「実は綿密に計算されたトランプ流交渉術」との見方も
ただすでに1期4年、大統領として務め、周辺にYESパーソンばかりと言われつつも、優秀な人材を揃えている政権のはずですし、Rule of Lawを外交の全面に押し出してくる国ですので、明らかな国際法違反に当たるようなことを平然と言ってのけるとは考えづらいのではないかと推測します。
そこで2つ目の見解が出てきます。
それは【これはあくまでも超高めのボールを投げておいて、ディール・メイキングを行うための道具】という見解です。

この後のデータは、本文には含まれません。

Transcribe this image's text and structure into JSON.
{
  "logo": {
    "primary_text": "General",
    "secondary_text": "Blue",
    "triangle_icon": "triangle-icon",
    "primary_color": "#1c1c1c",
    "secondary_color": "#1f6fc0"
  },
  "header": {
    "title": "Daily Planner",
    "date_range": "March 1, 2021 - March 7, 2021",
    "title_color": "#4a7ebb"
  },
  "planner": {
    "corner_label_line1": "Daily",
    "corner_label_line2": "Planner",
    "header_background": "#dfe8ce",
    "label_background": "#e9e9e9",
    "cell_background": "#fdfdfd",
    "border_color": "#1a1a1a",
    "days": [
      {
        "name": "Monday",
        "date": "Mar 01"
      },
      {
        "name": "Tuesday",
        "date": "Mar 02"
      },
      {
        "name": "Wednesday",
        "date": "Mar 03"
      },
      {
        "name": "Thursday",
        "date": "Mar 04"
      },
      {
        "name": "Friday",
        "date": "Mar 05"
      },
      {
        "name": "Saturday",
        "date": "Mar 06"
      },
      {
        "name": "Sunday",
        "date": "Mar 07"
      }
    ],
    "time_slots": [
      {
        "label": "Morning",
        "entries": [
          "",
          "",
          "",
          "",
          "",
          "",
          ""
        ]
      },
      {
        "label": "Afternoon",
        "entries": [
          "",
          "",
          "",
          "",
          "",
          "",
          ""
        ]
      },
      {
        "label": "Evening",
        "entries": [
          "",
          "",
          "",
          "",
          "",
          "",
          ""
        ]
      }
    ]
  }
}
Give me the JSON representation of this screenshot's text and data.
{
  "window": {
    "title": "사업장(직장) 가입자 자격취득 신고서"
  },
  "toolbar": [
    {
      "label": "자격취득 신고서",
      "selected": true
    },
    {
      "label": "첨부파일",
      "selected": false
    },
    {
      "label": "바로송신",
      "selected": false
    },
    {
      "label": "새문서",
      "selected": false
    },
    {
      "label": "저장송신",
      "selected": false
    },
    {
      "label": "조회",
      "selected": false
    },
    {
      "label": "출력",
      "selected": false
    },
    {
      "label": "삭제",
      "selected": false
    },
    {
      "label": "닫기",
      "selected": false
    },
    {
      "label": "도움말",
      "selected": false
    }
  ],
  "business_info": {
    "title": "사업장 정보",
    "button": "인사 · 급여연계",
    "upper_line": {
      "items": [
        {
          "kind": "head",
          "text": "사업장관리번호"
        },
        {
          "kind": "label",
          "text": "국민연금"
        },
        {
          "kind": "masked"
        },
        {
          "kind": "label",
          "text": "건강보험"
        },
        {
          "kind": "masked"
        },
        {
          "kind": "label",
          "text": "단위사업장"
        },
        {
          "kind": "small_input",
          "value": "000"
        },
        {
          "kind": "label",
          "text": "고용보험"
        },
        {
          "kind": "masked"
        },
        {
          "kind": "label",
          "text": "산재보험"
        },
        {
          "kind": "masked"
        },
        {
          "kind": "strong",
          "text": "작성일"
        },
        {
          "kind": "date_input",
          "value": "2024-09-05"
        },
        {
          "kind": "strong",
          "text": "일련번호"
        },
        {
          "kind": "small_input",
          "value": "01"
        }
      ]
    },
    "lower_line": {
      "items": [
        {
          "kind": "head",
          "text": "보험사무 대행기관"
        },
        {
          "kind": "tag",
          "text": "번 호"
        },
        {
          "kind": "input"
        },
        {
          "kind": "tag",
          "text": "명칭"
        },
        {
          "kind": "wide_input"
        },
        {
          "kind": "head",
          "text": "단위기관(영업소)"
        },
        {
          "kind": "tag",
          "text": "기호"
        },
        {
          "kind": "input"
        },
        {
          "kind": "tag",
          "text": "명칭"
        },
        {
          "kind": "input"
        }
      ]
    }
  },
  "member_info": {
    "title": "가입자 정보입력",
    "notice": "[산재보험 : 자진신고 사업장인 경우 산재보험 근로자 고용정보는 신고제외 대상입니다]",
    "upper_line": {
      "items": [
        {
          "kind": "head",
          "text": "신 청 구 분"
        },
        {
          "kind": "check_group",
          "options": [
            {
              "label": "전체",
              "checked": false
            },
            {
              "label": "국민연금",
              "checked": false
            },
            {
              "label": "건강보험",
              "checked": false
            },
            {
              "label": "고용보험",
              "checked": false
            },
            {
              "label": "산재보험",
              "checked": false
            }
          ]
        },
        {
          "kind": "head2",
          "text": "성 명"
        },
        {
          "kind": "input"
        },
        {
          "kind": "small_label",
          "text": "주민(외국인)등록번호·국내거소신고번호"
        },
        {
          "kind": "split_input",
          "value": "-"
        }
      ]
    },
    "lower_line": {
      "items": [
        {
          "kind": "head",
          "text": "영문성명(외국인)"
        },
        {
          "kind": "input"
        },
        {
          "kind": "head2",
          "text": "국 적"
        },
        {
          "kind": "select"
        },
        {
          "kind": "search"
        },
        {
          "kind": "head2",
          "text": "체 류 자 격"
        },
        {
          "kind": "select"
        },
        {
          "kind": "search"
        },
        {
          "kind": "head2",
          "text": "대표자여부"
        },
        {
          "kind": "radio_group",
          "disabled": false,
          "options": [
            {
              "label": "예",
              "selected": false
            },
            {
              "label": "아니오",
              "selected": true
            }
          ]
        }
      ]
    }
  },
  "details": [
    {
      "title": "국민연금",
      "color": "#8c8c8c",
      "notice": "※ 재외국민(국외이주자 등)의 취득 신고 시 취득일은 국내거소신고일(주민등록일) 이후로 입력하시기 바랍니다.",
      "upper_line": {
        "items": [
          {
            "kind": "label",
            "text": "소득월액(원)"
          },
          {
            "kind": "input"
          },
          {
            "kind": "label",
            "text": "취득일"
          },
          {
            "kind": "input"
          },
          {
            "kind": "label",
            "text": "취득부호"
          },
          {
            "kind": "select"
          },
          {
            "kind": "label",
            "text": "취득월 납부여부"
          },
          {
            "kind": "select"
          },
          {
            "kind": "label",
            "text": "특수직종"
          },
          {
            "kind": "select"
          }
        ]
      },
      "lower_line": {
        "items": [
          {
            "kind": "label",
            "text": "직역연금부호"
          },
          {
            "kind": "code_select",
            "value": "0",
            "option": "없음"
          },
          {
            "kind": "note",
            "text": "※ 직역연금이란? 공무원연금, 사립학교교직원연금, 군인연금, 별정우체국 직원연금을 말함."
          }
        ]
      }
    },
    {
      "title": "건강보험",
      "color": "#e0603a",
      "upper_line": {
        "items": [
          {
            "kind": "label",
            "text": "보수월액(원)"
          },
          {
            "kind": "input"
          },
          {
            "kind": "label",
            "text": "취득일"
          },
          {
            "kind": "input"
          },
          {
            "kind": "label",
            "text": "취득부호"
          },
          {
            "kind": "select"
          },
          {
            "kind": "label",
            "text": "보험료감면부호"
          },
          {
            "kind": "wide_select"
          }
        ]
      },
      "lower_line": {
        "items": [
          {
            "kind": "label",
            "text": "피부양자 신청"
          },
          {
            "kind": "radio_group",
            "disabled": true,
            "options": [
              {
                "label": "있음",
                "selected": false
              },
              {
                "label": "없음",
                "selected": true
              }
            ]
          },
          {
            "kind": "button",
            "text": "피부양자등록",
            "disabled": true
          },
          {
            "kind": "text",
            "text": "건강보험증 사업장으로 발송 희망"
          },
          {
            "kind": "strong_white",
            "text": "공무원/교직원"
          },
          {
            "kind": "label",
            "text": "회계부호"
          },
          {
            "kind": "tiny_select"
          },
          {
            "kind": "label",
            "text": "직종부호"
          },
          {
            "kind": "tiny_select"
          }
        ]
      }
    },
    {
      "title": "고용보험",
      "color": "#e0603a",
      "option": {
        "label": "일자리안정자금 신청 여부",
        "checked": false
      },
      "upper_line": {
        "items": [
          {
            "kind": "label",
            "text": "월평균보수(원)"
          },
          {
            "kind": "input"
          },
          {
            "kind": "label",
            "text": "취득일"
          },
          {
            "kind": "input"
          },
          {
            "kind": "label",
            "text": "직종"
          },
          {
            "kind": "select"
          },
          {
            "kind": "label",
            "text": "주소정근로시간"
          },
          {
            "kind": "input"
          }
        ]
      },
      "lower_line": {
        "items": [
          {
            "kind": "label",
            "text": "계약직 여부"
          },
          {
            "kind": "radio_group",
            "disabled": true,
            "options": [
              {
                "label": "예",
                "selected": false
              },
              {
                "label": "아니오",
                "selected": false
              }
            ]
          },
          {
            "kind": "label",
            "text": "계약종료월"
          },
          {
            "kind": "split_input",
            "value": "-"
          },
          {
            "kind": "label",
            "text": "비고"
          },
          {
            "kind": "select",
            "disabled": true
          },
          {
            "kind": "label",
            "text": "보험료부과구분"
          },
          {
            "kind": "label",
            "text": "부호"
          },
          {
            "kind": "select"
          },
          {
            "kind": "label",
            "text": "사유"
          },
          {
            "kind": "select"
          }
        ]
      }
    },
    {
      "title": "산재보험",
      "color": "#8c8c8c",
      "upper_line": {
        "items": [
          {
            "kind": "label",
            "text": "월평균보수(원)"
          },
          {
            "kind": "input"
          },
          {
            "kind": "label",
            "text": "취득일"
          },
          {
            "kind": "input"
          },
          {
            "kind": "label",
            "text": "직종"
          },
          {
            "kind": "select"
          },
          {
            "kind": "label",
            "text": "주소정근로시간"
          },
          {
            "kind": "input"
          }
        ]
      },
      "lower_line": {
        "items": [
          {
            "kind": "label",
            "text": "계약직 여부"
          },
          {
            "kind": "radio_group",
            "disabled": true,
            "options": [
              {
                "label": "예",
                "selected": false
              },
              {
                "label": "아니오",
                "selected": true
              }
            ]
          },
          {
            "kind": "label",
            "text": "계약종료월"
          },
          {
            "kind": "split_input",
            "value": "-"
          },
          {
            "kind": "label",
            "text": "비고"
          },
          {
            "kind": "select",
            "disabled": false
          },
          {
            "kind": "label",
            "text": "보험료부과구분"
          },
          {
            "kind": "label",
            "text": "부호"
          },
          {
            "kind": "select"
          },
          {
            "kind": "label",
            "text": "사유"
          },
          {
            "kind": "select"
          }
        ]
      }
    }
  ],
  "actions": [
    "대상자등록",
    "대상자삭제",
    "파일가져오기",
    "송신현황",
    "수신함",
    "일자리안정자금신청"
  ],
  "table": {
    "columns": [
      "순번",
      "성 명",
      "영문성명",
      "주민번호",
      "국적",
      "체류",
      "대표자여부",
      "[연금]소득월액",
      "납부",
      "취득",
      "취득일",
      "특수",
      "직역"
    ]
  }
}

常識的に考えて受け入れられるわけがなく、さらに各国から瞬時に激しい非難を浴びることを重々承知で荒唐無稽な提案をし、そこからじわりじわりと内容を和らげて落としどころを探り、どこかの段階で“相手”がOKした時点で、合意の手柄を独り占めにするという戦略を実行しているのではないかと思われます。
交渉・コミュニケーション術においては、一つのスタイルとして分析もされ、実際に援用するケースも多いのですが、最初に到底受け入れることなどできないような内容を示し、NOと言わせたうえで、「ではどのような条件なら受け入れられるのか?」と相手に迫って、その内容や主張に合わせて条件を少しずつ穏やかなものに変え、相手の受け入れ可能な限度ギリギリを狙う手法です。
ただこの際、一つ確実なのは、提案した側は実は何も失っておらず、しっかりと欲しいものはすべて手に入れているということで、ついでに評判まで勝ち取っていきます。
個人的には、トランプ大統領と政権が選択している手法は、この戦略なのではないかと思います。
ネタニエフ首相と並んで行った記者会見時に、アメリカのメディアでさえショックを受けるような内容の提案をぶち上げ、記者からの質問にも臆することなく堂々と回答していますが、同盟国を含む各国から大非難を浴びたのを確認して、次の日には一旦本件については一切コメントも回答もせずに自分の面子をしっかりと保つ方策を取っています。
そのプロセスにおいてトランプ大統領とその周辺が注意深く見ているのは「どの国がどのような非難を行っているか」という内容であり、特に同盟国と目される国々や、地域における親米とされる国々の反応に神経を尖らせ、それらの内容をもとに提案に微調整を繰り返そうとしているように見えます。
オリジナルの提案は、トランプ大統領は絶対にイスラエル贔屓だと信じたいネタニエフ首相にとっては笑いがこらえ切れないほどの内容だったと思いますので当たり前にYESと答えますが、大事なのはそこではなく、英国やフランス、そして中東地域における親米国と言われるサウジアラビア王国やUAEが受け入れ可能な条件を探り当て、ガザ地域の復興とパレスチナの扱いについての落としどころについて、米・イスラエル以外の国からYESを引き出そうとするのが目的でしょう。
ゆえにこれから矢継ぎ早にいろいろな微調整が加えられ、私たちの目には発言内容の不一致を指摘したくなり「やっぱりトランプ大統領は…」と愚痴りたくなるかもしれませんが、実は綿密に計算されたトランプ流交渉術とも言えるかもしれません。
今のところまだテーブルには乗っていませんが、YESを得るためにギリギリのライン近くまで来たと感じたら、もしかしたら“追加関税措置の発動”をチラつかせて、ラスト・ワンマイルを埋めようとするかもしれません。
ただ正直なところ、人の生命と生活がかかる提案に、追加関税措置といったチープな手法は使ってほしくないですが。